Conference organizers have tapped for consideration these three distinct scenarios for a bright solar future in the Southwest:
• a robust distributed generation future in which rooftop solar takes off, aided by a smarter grid and the development if micro-grids in cities such as Phoenix, Las Vegas, Los Angeles, Albuquerque and Denver
• a solar future driven by strong interregional cooperation among the states on transmission, leading to regional solar development
• a transformational solar future in which the Southwest becomes the solar hub of the nation, drive by interregional development of transmission and generation or the creation of a national Renewable Energy Corporation
Mayes will moderate the first panel of the day, “Is solar temporarily stuck: Immediate challenges to the development of solar energy in the Southwest and what is necessary to break through the logjam.”
“There’s a feeling out there that we are a little bit stuck in first gear and we need to do something from a legal standpoint to get out of it and get moving,” said Mayes, noting that tax credits, the build-out of transmission grids and support for state Renewable Portfolio Standards will be on the table for discussion.
The conference also will debut a 10-minute documentary film about solar energy development in Arizona, including a segment about the great progress in Gila Bend, a town about 70 miles southwest of the Phoenix metropolitan area.
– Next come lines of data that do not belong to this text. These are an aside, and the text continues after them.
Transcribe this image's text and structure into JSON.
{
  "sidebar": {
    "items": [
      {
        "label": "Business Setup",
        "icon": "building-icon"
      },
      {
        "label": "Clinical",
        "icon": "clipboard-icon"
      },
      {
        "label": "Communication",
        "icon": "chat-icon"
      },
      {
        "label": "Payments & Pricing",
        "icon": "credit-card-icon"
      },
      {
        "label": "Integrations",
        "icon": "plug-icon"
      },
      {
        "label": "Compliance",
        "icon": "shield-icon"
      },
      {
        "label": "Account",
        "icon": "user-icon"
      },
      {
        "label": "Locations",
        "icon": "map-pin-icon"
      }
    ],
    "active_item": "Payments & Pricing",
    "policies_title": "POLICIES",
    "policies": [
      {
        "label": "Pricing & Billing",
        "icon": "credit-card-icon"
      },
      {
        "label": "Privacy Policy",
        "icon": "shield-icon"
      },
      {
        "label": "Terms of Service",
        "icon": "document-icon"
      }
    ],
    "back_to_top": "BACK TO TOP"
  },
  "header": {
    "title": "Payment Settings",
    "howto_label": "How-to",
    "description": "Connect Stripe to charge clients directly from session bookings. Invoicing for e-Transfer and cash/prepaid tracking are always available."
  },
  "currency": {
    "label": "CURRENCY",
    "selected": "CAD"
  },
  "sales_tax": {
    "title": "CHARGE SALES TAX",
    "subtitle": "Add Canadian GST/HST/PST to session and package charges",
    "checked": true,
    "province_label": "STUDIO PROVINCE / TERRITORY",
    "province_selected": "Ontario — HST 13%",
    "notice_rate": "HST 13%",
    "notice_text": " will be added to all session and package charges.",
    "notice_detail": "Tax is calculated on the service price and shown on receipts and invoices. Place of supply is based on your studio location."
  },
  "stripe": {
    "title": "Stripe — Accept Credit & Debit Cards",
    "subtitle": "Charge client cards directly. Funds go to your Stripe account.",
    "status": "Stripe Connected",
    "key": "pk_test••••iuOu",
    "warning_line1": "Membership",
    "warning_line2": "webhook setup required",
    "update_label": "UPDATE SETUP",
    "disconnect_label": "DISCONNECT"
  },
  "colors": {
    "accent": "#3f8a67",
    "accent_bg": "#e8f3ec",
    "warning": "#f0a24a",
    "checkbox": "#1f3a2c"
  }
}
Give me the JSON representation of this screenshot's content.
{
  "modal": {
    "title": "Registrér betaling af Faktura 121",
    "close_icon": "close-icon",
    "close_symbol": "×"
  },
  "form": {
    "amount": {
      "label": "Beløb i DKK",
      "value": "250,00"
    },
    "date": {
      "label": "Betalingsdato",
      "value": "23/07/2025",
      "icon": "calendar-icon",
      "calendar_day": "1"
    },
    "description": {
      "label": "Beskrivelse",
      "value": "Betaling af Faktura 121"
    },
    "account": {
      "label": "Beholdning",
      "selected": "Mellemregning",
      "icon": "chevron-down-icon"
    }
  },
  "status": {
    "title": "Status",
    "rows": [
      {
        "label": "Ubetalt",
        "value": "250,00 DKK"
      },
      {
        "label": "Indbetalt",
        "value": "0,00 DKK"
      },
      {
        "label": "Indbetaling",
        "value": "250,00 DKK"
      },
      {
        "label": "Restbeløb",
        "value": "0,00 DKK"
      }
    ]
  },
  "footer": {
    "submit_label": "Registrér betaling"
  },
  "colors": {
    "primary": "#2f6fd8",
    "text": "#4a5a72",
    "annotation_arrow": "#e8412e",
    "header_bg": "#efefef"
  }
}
Town Manager Frederick Buss will join the panel of public utilities commissioners discussing the creation of a Southwestern market for renewable energy.
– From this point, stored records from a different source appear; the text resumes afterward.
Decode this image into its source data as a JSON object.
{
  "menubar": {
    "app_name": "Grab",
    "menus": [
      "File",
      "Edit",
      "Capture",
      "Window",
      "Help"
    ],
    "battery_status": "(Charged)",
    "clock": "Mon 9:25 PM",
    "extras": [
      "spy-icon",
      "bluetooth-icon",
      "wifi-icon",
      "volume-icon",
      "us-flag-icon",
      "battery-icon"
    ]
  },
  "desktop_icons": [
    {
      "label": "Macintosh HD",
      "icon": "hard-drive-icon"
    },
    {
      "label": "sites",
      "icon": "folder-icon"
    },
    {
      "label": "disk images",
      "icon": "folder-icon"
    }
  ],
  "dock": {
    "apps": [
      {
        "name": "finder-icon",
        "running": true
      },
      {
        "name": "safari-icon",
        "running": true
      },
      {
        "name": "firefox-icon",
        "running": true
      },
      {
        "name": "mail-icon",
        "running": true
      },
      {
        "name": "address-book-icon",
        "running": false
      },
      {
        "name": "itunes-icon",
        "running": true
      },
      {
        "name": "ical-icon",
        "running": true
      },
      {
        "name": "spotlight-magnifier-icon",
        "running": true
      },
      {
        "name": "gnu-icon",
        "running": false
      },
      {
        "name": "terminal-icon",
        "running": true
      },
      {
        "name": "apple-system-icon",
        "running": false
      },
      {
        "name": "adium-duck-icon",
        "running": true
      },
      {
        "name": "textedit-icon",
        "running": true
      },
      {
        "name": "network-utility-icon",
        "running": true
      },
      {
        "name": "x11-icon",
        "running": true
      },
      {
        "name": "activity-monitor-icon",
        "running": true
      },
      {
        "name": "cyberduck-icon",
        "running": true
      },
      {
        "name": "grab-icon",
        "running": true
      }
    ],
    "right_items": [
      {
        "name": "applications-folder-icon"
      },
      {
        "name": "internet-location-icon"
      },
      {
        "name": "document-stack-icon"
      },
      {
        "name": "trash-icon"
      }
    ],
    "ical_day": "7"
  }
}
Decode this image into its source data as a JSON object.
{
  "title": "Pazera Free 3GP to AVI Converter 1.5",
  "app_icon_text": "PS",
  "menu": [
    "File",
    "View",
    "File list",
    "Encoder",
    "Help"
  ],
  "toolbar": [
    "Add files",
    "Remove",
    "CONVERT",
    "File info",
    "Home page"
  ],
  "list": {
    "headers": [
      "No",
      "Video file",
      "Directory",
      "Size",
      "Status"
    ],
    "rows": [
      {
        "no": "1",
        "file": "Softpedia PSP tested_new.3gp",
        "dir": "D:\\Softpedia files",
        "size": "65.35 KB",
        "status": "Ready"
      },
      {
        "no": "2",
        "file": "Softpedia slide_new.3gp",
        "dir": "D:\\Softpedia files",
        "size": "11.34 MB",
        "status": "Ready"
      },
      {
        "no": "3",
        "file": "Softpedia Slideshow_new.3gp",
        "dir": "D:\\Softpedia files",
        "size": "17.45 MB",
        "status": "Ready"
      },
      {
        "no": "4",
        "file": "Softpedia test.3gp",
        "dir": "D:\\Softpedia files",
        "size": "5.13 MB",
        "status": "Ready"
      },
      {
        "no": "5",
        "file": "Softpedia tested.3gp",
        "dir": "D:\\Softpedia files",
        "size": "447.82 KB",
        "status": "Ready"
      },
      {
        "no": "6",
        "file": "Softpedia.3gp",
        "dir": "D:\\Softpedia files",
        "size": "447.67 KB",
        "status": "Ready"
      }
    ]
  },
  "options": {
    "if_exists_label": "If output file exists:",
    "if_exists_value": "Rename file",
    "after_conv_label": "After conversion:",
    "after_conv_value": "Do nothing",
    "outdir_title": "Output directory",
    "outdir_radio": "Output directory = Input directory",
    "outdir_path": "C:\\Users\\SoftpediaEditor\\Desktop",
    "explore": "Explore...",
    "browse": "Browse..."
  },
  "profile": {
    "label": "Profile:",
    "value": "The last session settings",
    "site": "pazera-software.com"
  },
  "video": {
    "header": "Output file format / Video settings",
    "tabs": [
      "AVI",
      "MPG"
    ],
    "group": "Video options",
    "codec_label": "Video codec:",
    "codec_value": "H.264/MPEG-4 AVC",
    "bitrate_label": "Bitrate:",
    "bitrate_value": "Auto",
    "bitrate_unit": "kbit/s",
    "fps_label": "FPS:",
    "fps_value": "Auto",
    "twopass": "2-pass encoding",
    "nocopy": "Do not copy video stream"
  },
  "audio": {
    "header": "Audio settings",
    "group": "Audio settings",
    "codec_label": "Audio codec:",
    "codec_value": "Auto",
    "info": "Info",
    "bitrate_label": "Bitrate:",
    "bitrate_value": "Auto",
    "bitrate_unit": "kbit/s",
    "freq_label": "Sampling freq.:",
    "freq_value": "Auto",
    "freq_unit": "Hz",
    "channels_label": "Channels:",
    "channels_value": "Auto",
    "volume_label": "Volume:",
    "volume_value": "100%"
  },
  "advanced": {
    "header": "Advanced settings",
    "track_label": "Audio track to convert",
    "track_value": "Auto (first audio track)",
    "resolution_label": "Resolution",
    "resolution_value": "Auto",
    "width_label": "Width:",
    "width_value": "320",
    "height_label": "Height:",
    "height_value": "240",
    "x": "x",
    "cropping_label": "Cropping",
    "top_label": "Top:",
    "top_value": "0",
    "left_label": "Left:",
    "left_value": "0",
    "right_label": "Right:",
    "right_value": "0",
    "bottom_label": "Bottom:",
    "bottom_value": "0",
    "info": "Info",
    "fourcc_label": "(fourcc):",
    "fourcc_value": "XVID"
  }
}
“Gila Bend is the little solar town that could,” Mayes said. “It’s a great story about a part of Arizona that’s’ been overlooked. You can walk into any restaurant in town and the waitresses are conversant in solar energy, and they have come to believe that solar is their future. We can learn a lot from them.”
A fifth panel is “Distributed generation goes the distance: Imagining a robust future for distributed generation in the Southwest,” moderated by Bud Annan, ASU’s senior advisor for solar energy.
Attorneys will be able to obtain up to 10 credits of Continuing Legal Education at the conference, said Mayes, noting it’s a good opportunity for anyone interested in practicing in renewable energy law. “When solar energy takes off, this will become a significant practice area for a lot of attorneys in Arizona and other states in the Southwest,” she said.